Eventually, demoralised by my scrappy notes, I stopped struggling. And then, as you might guess, it came. A beginning. Maybe not the beginning, but a beginning I can work with. For me, having a workable beginning is like a composer deciding on a key signature. If you pick the wrong one, it's never going to sound right. Like using a minor scale to write a happy song.
* I did two whole-day workshops this week with the Youth Literature Days run by the fabulous Fremantle Children's Literature Centre. I love doing these workshops, although somehow discussion of the battles of writing doesn't come about - maybe because for most of these kids, they're so full of words, images and snap, crackle and pop that struggle is a way off. But the students did great work, concentrated work. I so wish they'd had programs like this when I was 14, 15. 16 - the luxury of guided writing, the value of hearing what your peers have done, knowing there are others like you out there.
* At the end of the last Youth Literature Day, a girl came up to me.

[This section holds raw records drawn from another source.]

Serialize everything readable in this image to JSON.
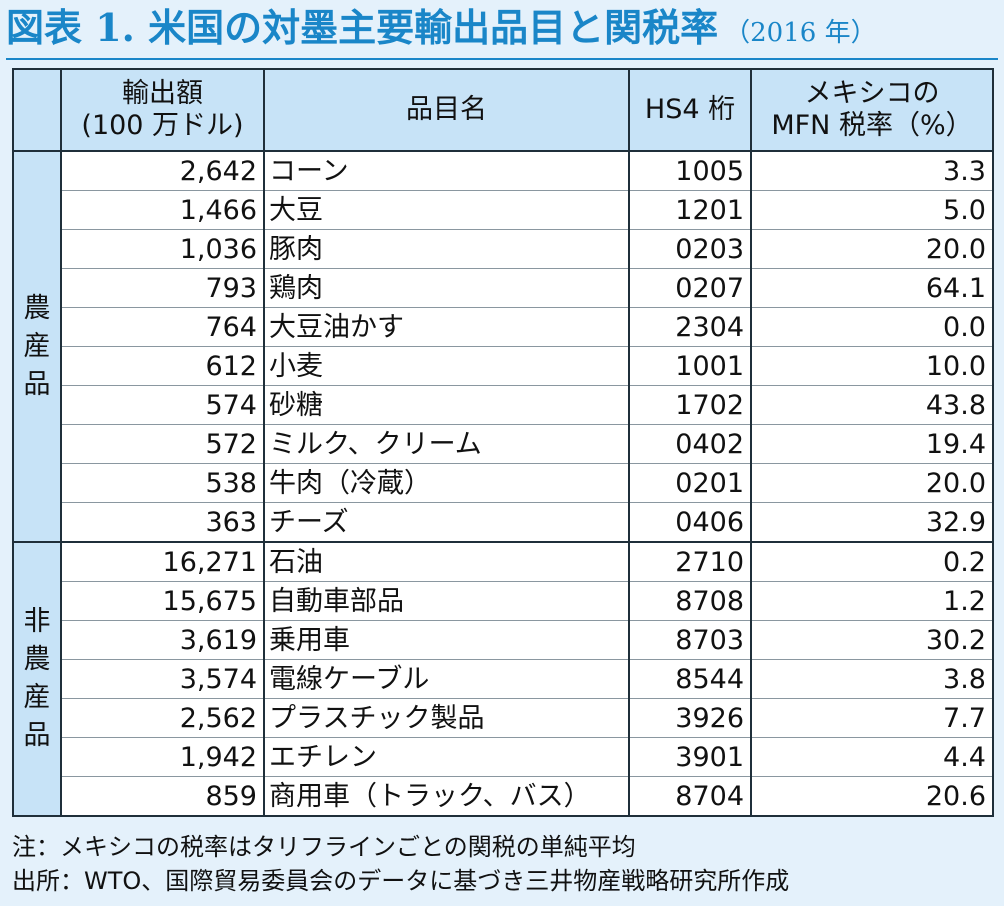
{
  "title": "図表 1. 米国の対墨主要輸出品目と関税率",
  "title_year": "（2016 年）",
  "headers": {
    "export_line1": "輸出額",
    "export_line2": "(100 万ドル)",
    "item": "品目名",
    "hs4": "HS4 桁",
    "mfn_line1": "メキシコの",
    "mfn_line2": "MFN 税率（%）"
  },
  "groups": {
    "agri": "農産品",
    "nonagri": "非農産品"
  },
  "chart_data": {
    "type": "table",
    "columns": [
      "輸出額(100 万ドル)",
      "品目名",
      "HS4 桁",
      "メキシコのMFN 税率（%）"
    ],
    "agri_rows": [
      {
        "export": "2,642",
        "item": "コーン",
        "hs4": "1005",
        "mfn": "3.3"
      },
      {
        "export": "1,466",
        "item": "大豆",
        "hs4": "1201",
        "mfn": "5.0"
      },
      {
        "export": "1,036",
        "item": "豚肉",
        "hs4": "0203",
        "mfn": "20.0"
      },
      {
        "export": "793",
        "item": "鶏肉",
        "hs4": "0207",
        "mfn": "64.1"
      },
      {
        "export": "764",
        "item": "大豆油かす",
        "hs4": "2304",
        "mfn": "0.0"
      },
      {
        "export": "612",
        "item": "小麦",
        "hs4": "1001",
        "mfn": "10.0"
      },
      {
        "export": "574",
        "item": "砂糖",
        "hs4": "1702",
        "mfn": "43.8"
      },
      {
        "export": "572",
        "item": "ミルク、クリーム",
        "hs4": "0402",
        "mfn": "19.4"
      },
      {
        "export": "538",
        "item": "牛肉（冷蔵）",
        "hs4": "0201",
        "mfn": "20.0"
      },
      {
        "export": "363",
        "item": "チーズ",
        "hs4": "0406",
        "mfn": "32.9"
      }
    ],
    "nonagri_rows": [
      {
        "export": "16,271",
        "item": "石油",
        "hs4": "2710",
        "mfn": "0.2"
      },
      {
        "export": "15,675",
        "item": "自動車部品",
        "hs4": "8708",
        "mfn": "1.2"
      },
      {
        "export": "3,619",
        "item": "乗用車",
        "hs4": "8703",
        "mfn": "30.2"
      },
      {
        "export": "3,574",
        "item": "電線ケーブル",
        "hs4": "8544",
        "mfn": "3.8"
      },
      {
        "export": "2,562",
        "item": "プラスチック製品",
        "hs4": "3926",
        "mfn": "7.7"
      },
      {
        "export": "1,942",
        "item": "エチレン",
        "hs4": "3901",
        "mfn": "4.4"
      },
      {
        "export": "859",
        "item": "商用車（トラック、バス）",
        "hs4": "8704",
        "mfn": "20.6"
      }
    ]
  },
  "notes": {
    "note": "注：メキシコの税率はタリフラインごとの関税の単純平均",
    "source": "出所：WTO、国際貿易委員会のデータに基づき三井物産戦略研究所作成"
  },
  "colors": {
    "title": "#1a86c8",
    "header_bg": "#c7e3f7",
    "page_bg": "#e4f1fb",
    "cell_bg": "#ffffff"
  }
}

She told me about her friend, who had had a terrible home life, had really struggled with some serious, serious problems. 'Your book Skating the Edge was the only thing that stopped her from killing herself,' she said. 'My friend just wanted you to know.'
* My old touring buddy Bill Condon was one of the winners of the Premier's Literary Awards (on which subject, you really must read this). Really and honestly, it couldn't have happened to a nicer bloke. Bill is one of those people who has just been getting on with writing gritty, real, funny books for teenagers without fanfare. Excellent stuff all round.